As an architect, there is an immediacy to Charrettes that is reminiscent of helping someone to build their own house. Charrettes, or community design workshops, can directly connect the people who will shape and live in the place, with the designers who can create a shared vision for that place’s future and the people who can facilitate and support that vision. This immediacy combined with a need to come to a collective conclusion within a short time frame gives this process a powerful momentum and can unlock many long standing issues that may get in the way of positive change.
Charrettes as we know them here in Scotland first appeared in 2010 as a Scottish Sustainable Communities Initiative Charrette series. 7N were at the forefront of the subsequent mainstreaming programme, carrying out the Callander Town Charrette back in 2011 and have since carried out around twelve Charrettes, big and small, all over Scotland.
“7N were at the forefront of the subsequent mainstreaming programme, carrying out the Callander Town Charrette back in 2011 and have since carried out around twelve Charrettes, big and small, all over Scotland.”
Over this time, we have learned a lot about Charrettes as a process for involving a wide range of community stakeholders in forward planning for their towns and neighbourhoods. We are interested not only in how to best tailor a Charrette for its own particular context and circumstance, but also how integrating Charrettes in already established local authority planning and community planning processes makes them a much more useful and powerful way to make positive physical change a reality. After all, as architects, we like to see the great places we illustrate on paper become actual physical places that impact positively on people’s lives.
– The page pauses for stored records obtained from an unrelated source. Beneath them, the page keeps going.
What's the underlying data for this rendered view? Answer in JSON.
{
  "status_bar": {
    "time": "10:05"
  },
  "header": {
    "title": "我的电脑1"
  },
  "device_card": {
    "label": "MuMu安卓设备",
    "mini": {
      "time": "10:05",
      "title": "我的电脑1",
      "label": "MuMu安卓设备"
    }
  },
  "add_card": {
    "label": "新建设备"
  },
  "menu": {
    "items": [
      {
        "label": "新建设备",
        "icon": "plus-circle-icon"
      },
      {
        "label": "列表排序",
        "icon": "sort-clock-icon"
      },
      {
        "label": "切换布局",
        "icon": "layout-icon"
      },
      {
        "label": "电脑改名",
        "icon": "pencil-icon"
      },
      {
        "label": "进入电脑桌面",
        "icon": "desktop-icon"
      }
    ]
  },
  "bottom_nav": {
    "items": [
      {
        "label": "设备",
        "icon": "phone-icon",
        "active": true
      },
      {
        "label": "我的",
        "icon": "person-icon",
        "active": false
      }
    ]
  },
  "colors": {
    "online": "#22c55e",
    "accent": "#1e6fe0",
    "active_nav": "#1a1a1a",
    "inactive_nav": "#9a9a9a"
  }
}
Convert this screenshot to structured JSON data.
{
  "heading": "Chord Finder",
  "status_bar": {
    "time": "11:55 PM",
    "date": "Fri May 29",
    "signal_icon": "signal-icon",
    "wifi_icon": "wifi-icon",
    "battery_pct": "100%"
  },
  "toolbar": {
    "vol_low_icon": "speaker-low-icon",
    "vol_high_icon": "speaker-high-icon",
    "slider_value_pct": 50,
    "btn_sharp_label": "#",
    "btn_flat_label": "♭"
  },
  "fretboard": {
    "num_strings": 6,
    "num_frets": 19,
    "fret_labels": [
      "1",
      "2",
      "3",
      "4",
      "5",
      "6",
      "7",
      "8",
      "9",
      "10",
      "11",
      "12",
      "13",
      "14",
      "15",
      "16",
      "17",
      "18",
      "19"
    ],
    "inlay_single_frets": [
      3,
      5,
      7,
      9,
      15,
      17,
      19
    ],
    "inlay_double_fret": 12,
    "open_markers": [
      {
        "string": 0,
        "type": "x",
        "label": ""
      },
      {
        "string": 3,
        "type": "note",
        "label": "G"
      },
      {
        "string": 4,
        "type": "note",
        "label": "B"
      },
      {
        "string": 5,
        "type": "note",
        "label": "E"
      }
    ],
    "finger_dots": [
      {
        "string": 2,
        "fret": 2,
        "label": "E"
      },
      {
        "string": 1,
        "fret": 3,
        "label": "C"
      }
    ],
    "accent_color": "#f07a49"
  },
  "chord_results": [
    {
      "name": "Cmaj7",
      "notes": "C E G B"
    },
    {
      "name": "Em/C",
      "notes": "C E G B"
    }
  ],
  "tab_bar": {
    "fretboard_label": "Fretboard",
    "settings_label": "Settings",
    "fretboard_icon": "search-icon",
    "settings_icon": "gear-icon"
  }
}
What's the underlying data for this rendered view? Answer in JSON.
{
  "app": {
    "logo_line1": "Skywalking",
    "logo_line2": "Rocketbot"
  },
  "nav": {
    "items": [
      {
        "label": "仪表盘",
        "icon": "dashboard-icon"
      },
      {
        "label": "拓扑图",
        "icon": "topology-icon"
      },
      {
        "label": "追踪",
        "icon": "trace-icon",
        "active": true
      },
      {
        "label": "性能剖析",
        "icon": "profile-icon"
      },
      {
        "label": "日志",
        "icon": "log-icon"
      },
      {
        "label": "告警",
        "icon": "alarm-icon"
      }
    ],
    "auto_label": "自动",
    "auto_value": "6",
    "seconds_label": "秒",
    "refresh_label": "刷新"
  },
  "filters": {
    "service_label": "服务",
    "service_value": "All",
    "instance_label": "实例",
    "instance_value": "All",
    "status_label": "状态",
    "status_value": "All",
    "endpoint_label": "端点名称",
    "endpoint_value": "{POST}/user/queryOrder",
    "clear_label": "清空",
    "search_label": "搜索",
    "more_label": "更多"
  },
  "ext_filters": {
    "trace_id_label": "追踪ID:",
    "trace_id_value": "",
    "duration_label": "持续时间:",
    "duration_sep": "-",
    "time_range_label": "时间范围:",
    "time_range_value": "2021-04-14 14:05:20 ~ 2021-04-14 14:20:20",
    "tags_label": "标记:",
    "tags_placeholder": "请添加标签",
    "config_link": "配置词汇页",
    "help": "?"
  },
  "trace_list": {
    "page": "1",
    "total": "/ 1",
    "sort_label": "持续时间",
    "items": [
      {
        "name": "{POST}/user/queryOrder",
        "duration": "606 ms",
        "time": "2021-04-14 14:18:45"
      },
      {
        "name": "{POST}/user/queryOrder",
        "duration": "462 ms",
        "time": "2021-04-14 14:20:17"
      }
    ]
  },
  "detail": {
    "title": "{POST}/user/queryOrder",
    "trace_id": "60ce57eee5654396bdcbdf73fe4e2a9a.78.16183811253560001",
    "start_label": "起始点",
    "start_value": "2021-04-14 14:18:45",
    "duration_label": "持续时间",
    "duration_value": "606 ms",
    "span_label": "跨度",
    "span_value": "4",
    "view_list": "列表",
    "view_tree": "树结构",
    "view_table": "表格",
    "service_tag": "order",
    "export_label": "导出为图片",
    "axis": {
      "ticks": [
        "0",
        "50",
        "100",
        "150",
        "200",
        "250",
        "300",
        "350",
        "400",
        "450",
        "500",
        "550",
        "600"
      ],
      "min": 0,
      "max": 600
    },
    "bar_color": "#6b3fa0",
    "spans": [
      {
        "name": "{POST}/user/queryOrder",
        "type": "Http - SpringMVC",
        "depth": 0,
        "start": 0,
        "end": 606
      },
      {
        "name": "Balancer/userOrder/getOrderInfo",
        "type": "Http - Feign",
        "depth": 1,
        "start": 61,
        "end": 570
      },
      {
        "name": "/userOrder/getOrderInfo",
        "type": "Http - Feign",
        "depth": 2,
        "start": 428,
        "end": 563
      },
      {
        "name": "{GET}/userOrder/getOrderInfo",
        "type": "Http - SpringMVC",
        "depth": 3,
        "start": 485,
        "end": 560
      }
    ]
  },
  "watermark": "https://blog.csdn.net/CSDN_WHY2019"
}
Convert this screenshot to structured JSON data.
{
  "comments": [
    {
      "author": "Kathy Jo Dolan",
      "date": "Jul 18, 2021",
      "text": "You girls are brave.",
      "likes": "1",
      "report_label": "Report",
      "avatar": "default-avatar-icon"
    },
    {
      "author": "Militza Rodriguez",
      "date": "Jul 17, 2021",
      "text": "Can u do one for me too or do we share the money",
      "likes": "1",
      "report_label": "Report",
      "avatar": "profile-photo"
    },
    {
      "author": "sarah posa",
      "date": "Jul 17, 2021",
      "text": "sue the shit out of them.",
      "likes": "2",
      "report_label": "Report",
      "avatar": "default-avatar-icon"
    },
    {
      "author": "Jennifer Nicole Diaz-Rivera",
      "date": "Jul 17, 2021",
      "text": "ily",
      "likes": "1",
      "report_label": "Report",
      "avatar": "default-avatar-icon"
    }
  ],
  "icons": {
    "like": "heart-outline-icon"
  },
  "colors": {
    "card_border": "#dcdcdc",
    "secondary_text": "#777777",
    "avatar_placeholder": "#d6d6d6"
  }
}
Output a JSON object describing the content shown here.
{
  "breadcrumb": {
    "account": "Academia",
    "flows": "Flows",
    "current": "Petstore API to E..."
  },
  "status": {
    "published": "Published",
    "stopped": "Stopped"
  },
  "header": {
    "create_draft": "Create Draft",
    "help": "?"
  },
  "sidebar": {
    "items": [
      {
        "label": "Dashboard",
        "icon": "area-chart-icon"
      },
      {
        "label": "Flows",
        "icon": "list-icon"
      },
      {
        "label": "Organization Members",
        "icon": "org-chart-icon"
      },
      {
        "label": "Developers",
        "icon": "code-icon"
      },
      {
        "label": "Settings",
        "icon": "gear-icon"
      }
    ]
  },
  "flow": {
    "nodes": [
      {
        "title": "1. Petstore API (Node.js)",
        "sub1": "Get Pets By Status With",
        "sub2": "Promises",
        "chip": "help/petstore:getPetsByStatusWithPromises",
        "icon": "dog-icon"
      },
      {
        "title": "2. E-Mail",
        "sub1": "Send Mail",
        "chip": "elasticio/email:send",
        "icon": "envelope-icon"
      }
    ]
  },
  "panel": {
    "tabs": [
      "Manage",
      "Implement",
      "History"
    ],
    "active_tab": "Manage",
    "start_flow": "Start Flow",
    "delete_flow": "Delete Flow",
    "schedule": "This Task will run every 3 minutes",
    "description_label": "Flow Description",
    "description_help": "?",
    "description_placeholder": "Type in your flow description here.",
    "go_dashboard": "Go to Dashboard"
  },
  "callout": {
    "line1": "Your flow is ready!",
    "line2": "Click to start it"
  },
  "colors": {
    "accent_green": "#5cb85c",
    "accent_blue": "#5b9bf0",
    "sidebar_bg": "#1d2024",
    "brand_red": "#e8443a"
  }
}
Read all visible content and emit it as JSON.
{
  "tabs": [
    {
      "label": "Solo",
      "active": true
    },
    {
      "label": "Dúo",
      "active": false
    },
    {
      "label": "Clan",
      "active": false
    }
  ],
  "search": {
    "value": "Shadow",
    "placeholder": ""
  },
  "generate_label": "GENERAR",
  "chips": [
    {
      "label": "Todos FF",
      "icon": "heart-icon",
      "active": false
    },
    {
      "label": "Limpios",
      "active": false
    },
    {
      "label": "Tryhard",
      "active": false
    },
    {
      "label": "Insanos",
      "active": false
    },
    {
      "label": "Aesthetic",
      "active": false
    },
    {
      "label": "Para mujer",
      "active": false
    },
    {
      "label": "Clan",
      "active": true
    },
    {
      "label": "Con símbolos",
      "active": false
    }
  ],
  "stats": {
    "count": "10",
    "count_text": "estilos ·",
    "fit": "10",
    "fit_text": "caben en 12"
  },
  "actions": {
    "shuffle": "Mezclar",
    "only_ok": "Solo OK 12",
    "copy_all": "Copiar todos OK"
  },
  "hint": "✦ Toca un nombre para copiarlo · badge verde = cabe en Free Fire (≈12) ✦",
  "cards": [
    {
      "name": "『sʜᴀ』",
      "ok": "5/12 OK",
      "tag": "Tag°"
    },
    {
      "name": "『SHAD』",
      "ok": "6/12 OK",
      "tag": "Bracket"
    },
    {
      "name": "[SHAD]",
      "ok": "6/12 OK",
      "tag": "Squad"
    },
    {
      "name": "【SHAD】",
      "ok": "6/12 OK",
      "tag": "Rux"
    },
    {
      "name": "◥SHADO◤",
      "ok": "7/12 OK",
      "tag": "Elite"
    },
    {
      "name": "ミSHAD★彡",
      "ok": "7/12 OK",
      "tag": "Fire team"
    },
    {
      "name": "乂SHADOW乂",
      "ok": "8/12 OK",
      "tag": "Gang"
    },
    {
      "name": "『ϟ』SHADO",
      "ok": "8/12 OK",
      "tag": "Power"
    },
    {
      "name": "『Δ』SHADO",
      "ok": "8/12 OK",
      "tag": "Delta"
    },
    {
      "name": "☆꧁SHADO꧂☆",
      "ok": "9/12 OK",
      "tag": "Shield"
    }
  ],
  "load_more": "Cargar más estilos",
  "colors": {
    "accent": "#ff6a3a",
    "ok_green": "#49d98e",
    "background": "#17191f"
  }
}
The Charrettes we have carried out with the Loch Lomond & the Trossachs National Park have, thanks to the planning and communications teams at the National Park Authority and the foresight of the Park’s Head of Planning and Rural Development demonstrated how Charrettes can enrich the development of a Local Development Plan, while also integrating with local Community Action Planning. Meaningful engagement is moved upstream in the process. For more on this, see here.
This approach has received national recognition and we think is a great example of how the often adversarial climate of forward planning can be re-focused on much more constructive dialogue about what is actually best for a place.
“Our approach has received national recognition and we think is a great example of how the often adversarial climate of forward planning can be re-focused on much more constructive dialogue about what is actually best for a place.”
For our part, we get to return to the basics of what we do as architects, responding to needs and challenges with creative thinking and good design in a low tech and accessible way. We bring the ability to not only listen, question and record but also to provide a forum for constructive dialogue within the climate of varying opinions and agendas that often characterises debate about the future of a place. This comes from framing everything in the context of what is best for the place as a whole and the wellbeing of its future inhabitants.
We also translate this myriad of comments, opinions and options into a set of deliverable design proposals and a plan for action that has the power and impetus of collective buy-in. It sounds simple, but as anyone who has been involved in a Charrette or community design workshop knows, it’s not. It takes careful planning, strategic communication, transparency from all parties and a lot of energy from all participants. With all of these ingredients however, the value of the outcome and the civic energy that is a welcome by-product of the process demonstrates the power of Charrettes and mean that if Charrettes become an integral part of forward planning our towns and cities, our urban environments will benefit enormously.